On the other hand, there is a darker side to all of this.  Egg donation was hard on my body.  After the third donation, I actually developed wrinkles around my eyes.  The skin on my face became like crepe paper…very fragile and wrinkled.  It was an odd reaction that went away over the months following the donation (thus I know it was correlated with egg donation rather than with natural aging).   I also woke up convulsing on a hospital bed.  Then, I felt that I was blamed for this reaction (as I was barred from donating again and accused of taking drugs).   The reason why I donated was because I was in debt.  I was overworking myself.  My debt was related to my depression and the high cost of education.  In the context of capitalism, those who donate will always mostly be lower income women.   The cost of IVF is extremely expensive.  Thus, the recipients will always be women with access to money.  Of course, both women in the situation are oppressed.  Why do women feel that they must spend tens of thousands of dollars on reproductive technologies?  Why not adopt?  Why is going through the process of pregnancy so important?  I don’t blame the women for their choices nor do I look down upon these choices.  However, choice exists in social context and our society does tell women that motherhood and pregnancy give value and meaning to life.  Women who choose not to have children are seen as deviant, selfish, or of lesser character.  To make matters more complex, there are plenty of women with infertility issues who can’t afford IVF or adoption (which itself costs tens of thousands of dollars).  For instance, now that I am older and my fertility is waning, I know that would never be able to afford to have children through adoption or IVF.  It is plainly too expensive.  Additionally, why was I considered a “good donor?”  Partially because of supply and demand.  The demand is for young, educated, talented WHITE women, as most recipients are professional white women.  So, while I support reproductive technologies, in the context of capitalism and patriarchy, there is inherent exploitation involved.  I was so miserably poor I really didn’t care if there were medical complications.  I wanted a better life.  I became upset when my own body became a barrier to a better life.


Despite the negatives, I mostly draw a positive balance sheet from the experience.  I needed to pay off a bill with St.

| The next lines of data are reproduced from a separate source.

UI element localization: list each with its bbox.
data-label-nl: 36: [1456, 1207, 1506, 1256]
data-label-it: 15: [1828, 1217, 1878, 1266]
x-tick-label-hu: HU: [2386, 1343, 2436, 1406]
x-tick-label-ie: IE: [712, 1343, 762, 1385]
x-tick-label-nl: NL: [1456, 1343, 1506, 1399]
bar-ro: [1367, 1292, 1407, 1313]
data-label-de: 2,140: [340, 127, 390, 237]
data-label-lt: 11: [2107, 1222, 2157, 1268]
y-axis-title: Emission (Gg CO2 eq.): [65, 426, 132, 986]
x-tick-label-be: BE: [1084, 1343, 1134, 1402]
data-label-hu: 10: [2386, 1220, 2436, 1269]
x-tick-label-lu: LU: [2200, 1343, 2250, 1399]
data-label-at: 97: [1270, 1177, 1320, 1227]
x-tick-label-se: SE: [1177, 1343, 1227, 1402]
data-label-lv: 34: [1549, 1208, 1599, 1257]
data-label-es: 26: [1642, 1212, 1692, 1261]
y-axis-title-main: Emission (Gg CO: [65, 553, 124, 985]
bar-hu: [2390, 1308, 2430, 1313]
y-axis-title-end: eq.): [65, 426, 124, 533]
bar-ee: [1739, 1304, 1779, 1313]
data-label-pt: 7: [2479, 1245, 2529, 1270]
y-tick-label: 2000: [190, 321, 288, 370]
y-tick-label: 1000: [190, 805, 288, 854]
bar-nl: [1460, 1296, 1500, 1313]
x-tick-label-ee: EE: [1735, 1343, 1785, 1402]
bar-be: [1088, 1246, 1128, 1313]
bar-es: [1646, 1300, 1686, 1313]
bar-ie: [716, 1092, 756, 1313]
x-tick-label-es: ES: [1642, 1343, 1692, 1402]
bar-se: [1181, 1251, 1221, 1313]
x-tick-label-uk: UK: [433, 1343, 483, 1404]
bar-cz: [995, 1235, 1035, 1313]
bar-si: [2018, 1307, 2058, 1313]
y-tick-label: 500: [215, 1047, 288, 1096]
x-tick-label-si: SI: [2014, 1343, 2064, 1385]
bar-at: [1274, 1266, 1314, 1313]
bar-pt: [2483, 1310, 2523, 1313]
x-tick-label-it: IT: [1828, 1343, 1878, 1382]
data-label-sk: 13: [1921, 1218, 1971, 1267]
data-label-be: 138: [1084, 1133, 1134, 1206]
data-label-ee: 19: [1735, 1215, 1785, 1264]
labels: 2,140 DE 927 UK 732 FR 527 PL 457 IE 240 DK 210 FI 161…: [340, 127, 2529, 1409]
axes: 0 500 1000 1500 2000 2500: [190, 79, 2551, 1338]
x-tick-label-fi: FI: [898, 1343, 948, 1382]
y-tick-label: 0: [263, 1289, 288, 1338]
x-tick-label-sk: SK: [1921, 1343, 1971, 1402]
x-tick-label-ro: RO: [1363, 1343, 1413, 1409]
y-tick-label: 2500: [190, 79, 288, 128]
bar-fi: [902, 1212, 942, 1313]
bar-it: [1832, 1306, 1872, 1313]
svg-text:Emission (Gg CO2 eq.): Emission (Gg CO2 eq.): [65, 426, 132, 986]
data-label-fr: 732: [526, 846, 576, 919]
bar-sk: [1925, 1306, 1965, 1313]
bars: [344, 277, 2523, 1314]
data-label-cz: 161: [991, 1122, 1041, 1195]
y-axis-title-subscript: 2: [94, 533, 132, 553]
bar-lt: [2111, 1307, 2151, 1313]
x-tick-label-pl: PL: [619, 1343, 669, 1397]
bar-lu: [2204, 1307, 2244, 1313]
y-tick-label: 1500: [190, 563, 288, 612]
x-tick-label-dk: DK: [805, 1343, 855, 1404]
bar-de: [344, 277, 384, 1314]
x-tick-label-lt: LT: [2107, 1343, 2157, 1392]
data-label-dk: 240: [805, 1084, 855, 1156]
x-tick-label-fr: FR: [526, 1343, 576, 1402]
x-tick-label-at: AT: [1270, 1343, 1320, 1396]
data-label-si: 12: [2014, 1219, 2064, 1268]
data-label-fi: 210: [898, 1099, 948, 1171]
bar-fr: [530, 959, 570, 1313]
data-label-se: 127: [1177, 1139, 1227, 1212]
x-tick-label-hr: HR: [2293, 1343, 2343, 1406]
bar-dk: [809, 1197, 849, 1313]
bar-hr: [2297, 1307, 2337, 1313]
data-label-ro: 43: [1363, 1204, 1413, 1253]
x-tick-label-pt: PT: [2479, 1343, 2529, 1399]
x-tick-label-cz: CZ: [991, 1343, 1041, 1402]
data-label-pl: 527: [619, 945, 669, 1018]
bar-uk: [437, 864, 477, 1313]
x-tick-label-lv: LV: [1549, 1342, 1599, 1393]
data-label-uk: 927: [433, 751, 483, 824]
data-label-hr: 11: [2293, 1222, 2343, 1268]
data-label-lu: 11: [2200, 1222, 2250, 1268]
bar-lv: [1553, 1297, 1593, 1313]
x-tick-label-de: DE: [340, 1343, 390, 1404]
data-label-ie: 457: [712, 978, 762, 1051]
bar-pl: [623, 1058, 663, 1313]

Scholastica so that I could further my education.  I have…furthered my education a bit too much…but it certainly opened a door for me.  I feel proud of my unique gender experience.  I feel smug about my place in evolutionary history.  I traveled to Cuba, which was a wonderful and educational experience.   I paid of my car early, improving my credit score and freeing up more spending money.   In all, I have little to complain about.  As for the exploitative nature of the situation, that could be mitigated by free higher education, living wages, universal medical care, etc.  It was certainly odd that I used money from the donation process to travel to Cuba, where education and health care are free, despite a much smaller GDP to work with and embargo.   As for the recipients, I am thankful that I was selected and hope that they have a happy family.  I hope that their children turned out to be smart, talented, well-behaved, thoughtful, independent, creative, angelic little creatures.  I hope that donor 306 was a blessing in their life and a mystery to puzzle, rather than an accursed brood parasite.